The claim doesn't accord with any
of the existing data about pedestrian fatalities, but it's easier to
hand out jaywalking tickets than it is to accept that the city's traffic
fatality rates are fairly low and that there is only so much you can do
about that when you pack a lot of cars, cyclists and people together.
Accepting
unorganized imperfection is not a progressive trait. If Bloomberg was
more circuitous about manipulating infrastructure to change human
behavior, Bill de Blasio is going right for the throat and bullying
ordinary people directly. People like Kang Wong, an 84-year-old man who
woke up one day in a city whose police officers were dispatched to
enforce an unenforceable law.
The assault on Kang Wong won't be
the last collision between the new totalitarian at the helm of the city
and the ordinary people who will have to live through four years of his
incompetence and abuses. The victories of the left locally in California
and New York and nationally in Washington D.C. are a master class in
totalitarian tyranny and progressive failure, but too many voters
disassociate politics from policy, judging candidates based on their
media likability until they feel the effects of their policies.
Obama's
approval ratings did not implode until the voters experienced
ObamaCare for themselves. Every conservative warning and protest had
fallen on deaf ears as Americans kept voting for and supporting a
celebrity politician without paying any attention to his policies until
the consequences of those policies caught up with them.
In
Toronto, Rob Ford's approval ratings have lifted after a snowstorm and
he is on track to win reelection despite admitting to drug and alcohol
abuse. The voters are making their decision based not on his media
profile, but on how well the snow got shoveled. It's something that Bill
de Blasio, who is better at posing for the cameras with a snow shovel
than actually managing a snowstorm, ought to keep in mind.
Progressives
are only popular until the people realize that the men and women
mirroring their anger and offering them everything for free can't clean
up the snow, but can beat them bloody and can't fix their healthcare,
but can destroy it. The left wins at politics, but fails at policies.

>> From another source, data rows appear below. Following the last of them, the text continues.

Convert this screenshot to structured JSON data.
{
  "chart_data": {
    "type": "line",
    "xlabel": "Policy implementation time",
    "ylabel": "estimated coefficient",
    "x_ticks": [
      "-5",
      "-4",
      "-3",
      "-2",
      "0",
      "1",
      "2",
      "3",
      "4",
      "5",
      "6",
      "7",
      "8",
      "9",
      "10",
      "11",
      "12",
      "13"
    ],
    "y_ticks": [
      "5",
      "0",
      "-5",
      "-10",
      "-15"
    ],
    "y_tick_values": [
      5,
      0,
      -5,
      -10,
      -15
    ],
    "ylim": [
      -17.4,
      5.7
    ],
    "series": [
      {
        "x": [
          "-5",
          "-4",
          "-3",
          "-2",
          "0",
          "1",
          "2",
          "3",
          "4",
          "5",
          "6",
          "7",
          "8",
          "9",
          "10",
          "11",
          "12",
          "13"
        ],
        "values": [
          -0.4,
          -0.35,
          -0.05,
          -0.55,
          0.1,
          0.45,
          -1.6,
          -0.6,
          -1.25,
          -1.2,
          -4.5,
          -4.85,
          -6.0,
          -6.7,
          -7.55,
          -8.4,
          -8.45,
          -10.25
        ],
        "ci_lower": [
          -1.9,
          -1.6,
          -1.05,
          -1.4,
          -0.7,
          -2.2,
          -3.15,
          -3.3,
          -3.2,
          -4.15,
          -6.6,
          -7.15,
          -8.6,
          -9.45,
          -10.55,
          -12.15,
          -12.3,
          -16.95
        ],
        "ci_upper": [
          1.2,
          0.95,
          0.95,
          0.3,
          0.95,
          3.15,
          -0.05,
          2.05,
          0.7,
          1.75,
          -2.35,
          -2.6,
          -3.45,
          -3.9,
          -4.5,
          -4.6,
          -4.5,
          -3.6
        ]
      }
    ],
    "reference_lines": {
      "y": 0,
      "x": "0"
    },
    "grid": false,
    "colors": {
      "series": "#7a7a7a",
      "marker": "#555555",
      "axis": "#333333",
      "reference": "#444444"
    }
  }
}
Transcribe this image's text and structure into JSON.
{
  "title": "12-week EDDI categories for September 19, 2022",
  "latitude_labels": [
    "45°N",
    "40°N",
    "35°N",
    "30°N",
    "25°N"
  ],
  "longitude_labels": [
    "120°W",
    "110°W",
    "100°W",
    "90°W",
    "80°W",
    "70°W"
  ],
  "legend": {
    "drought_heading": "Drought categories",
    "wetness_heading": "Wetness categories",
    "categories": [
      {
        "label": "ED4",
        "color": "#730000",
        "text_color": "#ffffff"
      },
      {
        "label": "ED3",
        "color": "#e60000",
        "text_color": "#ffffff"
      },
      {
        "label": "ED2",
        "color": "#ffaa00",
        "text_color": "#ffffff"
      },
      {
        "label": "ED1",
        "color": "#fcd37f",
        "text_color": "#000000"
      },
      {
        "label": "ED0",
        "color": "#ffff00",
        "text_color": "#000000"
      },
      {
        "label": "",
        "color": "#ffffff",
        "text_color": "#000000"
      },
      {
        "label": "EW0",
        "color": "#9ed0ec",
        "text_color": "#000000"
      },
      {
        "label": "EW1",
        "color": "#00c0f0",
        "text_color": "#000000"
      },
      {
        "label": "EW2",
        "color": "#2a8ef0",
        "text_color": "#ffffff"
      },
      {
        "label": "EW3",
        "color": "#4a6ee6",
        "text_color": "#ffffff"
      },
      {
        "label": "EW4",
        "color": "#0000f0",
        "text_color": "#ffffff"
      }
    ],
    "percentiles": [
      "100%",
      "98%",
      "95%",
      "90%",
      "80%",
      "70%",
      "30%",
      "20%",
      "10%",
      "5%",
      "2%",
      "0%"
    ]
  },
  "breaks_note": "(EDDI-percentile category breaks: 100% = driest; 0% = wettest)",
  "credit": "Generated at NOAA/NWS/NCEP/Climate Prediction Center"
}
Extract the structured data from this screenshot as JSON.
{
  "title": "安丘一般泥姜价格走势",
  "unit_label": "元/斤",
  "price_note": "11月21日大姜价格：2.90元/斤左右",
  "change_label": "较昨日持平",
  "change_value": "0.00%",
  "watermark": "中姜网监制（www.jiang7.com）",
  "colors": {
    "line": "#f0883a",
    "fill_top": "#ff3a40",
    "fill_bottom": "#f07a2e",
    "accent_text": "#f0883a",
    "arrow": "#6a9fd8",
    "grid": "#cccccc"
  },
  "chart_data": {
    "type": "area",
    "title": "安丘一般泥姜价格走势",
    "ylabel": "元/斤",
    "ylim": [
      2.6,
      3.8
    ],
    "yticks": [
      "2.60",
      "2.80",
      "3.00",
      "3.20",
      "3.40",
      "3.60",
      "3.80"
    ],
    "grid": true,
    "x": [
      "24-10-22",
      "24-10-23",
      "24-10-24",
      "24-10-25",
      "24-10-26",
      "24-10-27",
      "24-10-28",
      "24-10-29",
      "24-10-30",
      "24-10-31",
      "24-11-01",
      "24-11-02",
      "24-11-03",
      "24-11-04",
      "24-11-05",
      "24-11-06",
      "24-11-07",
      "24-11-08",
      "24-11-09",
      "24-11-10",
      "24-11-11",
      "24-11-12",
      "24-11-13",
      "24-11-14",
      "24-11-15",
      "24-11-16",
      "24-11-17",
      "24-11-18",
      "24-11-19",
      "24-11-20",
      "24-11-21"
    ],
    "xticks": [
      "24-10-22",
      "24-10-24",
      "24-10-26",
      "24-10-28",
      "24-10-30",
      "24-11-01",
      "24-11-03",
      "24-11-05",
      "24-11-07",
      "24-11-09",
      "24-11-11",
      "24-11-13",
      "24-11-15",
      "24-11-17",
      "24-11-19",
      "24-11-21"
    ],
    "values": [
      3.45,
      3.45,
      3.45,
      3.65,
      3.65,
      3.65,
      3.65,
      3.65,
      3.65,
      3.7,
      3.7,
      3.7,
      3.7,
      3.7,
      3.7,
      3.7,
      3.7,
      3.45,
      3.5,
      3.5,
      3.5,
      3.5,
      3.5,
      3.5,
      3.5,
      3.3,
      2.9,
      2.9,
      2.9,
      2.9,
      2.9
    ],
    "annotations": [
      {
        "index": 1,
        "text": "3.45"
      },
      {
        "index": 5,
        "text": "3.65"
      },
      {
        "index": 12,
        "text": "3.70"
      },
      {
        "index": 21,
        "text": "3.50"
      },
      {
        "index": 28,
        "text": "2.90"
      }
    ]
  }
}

It's learned to stop looking like Carter, but it hasn't figured out how
to stop governing like him.
Americans want organized competence
from their leaders and unorganized happiness for themselves. Instead
progressives try to organize their happiness with their righteously
ideological incompetence.
When Americans realize that the
political choices they make are also policy choices between large sodas,
salty pretzels, open market health care and open streets on the one
hand or food fascism, DMV health care and bloody faces on the other;
they will choose the unorganized happiness of freedom over the
disorganized tyrannies of Bloomberg, De Blasio and Obama.